Make magical memories, or else!

This past weekend was our Family Birthday, where our traditional celebration consists of bowling and a cake complete with candles and singing ("Happy Family Birthday to us . . . "). Family Birthday of course is our wedding anniversary, which is normally celebrated by getting away from the children to remember why we got married in the first place. We generally do a little of that, too, but this year, the second year of the Eternal Infancy of my last-born, it's no-go yet again.

Bowling with four children under eight is a sticky situation, it requires a lot of wrangling and damage control and an inane amount of cheering for any single downed pin. It requires that you keep up the child's enthusiasm for the whole 2 minutes it takes to get a ball pushed by a pre-schooler or toddler actually down to the pins. And thank heaven for bumpers.

The purpose of all this is to make magical childhood memories which will bring us closer as a family, but more importantly, overshadow the multitude of unpleasant memories we have created for them throughout the year, so that as adults, they will reminisce about those wonderful holiday meals and half-birthday cakes and camping trips to the point they will blank on every mundane, grumpy-mommy day in between.

This year we had some extended family with us, which I felt added to the festivity and the "magical memory" factor. Lots of joyous cheering characterized the first part of the game and fabulous childhood memories were being made left and right.
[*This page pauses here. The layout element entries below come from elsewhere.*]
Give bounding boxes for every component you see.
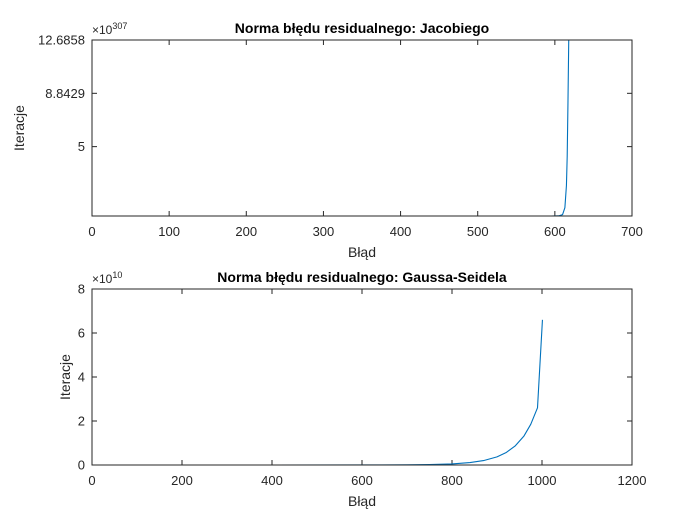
- x-tick-label: 1200: [618, 473, 647, 488]
- x-tick-label: 100: [158, 224, 180, 239]
- multiplier-exponent: 307: [112, 21, 127, 31]
- x-tick-label: 600: [544, 224, 566, 239]
- x-tick-label: 200: [235, 224, 257, 239]
- y-tick-label: 0: [78, 458, 85, 473]
- x-tick-label: 700: [621, 224, 643, 239]
- x-tick-label: 800: [441, 473, 463, 488]
- x-tick-label: 0: [88, 224, 95, 239]
- y-tick-label: 8: [78, 282, 85, 297]
- x-tick-label: 400: [390, 224, 412, 239]
- subplot-2: 0 200 400 600 800 1000 1200 0 2 4 6 8 ×1010 Norma błę…: [57, 269, 646, 509]
- subplot-1: 0 100 200 300 400 500 600 700 5 8.8429 12.6858 ×103…: [11, 20, 643, 260]
- multiplier-exponent: 10: [112, 270, 122, 280]
- multiplier-base: ×10: [92, 23, 113, 37]
- plot-area: [92, 40, 632, 216]
- axes-box: [91, 288, 633, 466]
- x-tick-label: 500: [467, 224, 489, 239]
- x-tick-label: 200: [171, 473, 193, 488]
- y-tick-label: 5: [78, 139, 85, 154]
- x-tick-label: 600: [351, 473, 373, 488]
- chart-title: Norma błędu residualnego: Gaussa-Seidela: [217, 269, 507, 285]
- y-tick-label: 12.6858: [38, 33, 85, 48]
- plot-area: [92, 289, 632, 465]
- multiplier-base: ×10: [92, 272, 113, 286]
- chart-title: Norma błędu residualnego: Jacobiego: [235, 20, 489, 36]
- x-tick-label: 400: [261, 473, 283, 488]
- y-tick-label: 2: [78, 414, 85, 429]
- x-tick-label: 1000: [528, 473, 557, 488]
- y-tick-label: 6: [78, 326, 85, 341]
- y-tick-label: 8.8429: [45, 86, 85, 101]
- x-axis-label: Błąd: [348, 244, 376, 260]
- x-tick-label: 300: [313, 224, 335, 239]
- x-tick-label: 0: [88, 473, 95, 488]
- y-axis-label: Iteracje: [11, 105, 27, 151]
- y-axis-label: Iteracje: [57, 354, 73, 400]
- plots-group: 0 100 200 300 400 500 600 70058.842912.6858×103…: [11, 20, 646, 509]
- y-axis-multiplier: ×10307: [92, 21, 127, 37]
- y-tick-label: 4: [78, 370, 85, 385]
- x-axis-label: Błąd: [348, 493, 376, 509]
- axes-box: [91, 39, 633, 217]
- y-axis-multiplier: ×1010: [92, 270, 122, 286]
Then, as the final scores began to loom closer, my eight-year old son decided family unity was overrated. He was out to win, and he was committed to verbally taking down anyone who threatened his winning title.

Of course, his competition was the remaining players on the bumper team, which consisted of a six (sister and greatest rival), two threes, and an 18-month old. I was irritated by the absurdity of this boy wanting to competitively squash tiny children, I embarrassed by the gross selfishness of his cheering, "I hope you get zero pins!" and his angry stomping when anyone else succeeded. But mainly, I was cross because he was attempting to thwart the magical memories that, dangit, were going to be had here.

I handled it poorly. I dragged him aside and threatened and scolded, and shortly thereafter when he finally did win, I was aloof. Then he was hurt, and I smugly explained in very grown-up and boring terms how this is why you want people to be happy for you and therefore you should cheer on others because we love our family, etc. Then I realized that I was being immature and reactionary and congratulated him.

At the day's end, I was forced to slightly spin the events to ensure the proper, positive memories were recounted and reinforced into the neuropathways which lead to the "happy childhood" part of the brain.

Stay tuned for the exciting conclusion to see if it worked. (Will blogs still exist in 2038?)

2 comments:

Unknown said...

Val... I laughed so hard... remember trying to stop older daughter compete with younger... and Tommy; competing with my grandson 5 years younger... but the drive to WIN is very strong in kids.... we go bowling every summer... 12 yr old Matt was bummed out when his 5 yr old bro beat him... "but he cheated .. he had bumpers.." gotta love em...

Anonymous said...

we LOVE bowling! luckily my 2 1/2 y.o. hasn't complained about being the official "ball watcher" yet! Last time we went, K. beat me & she is only 4! wish i could have bumpers!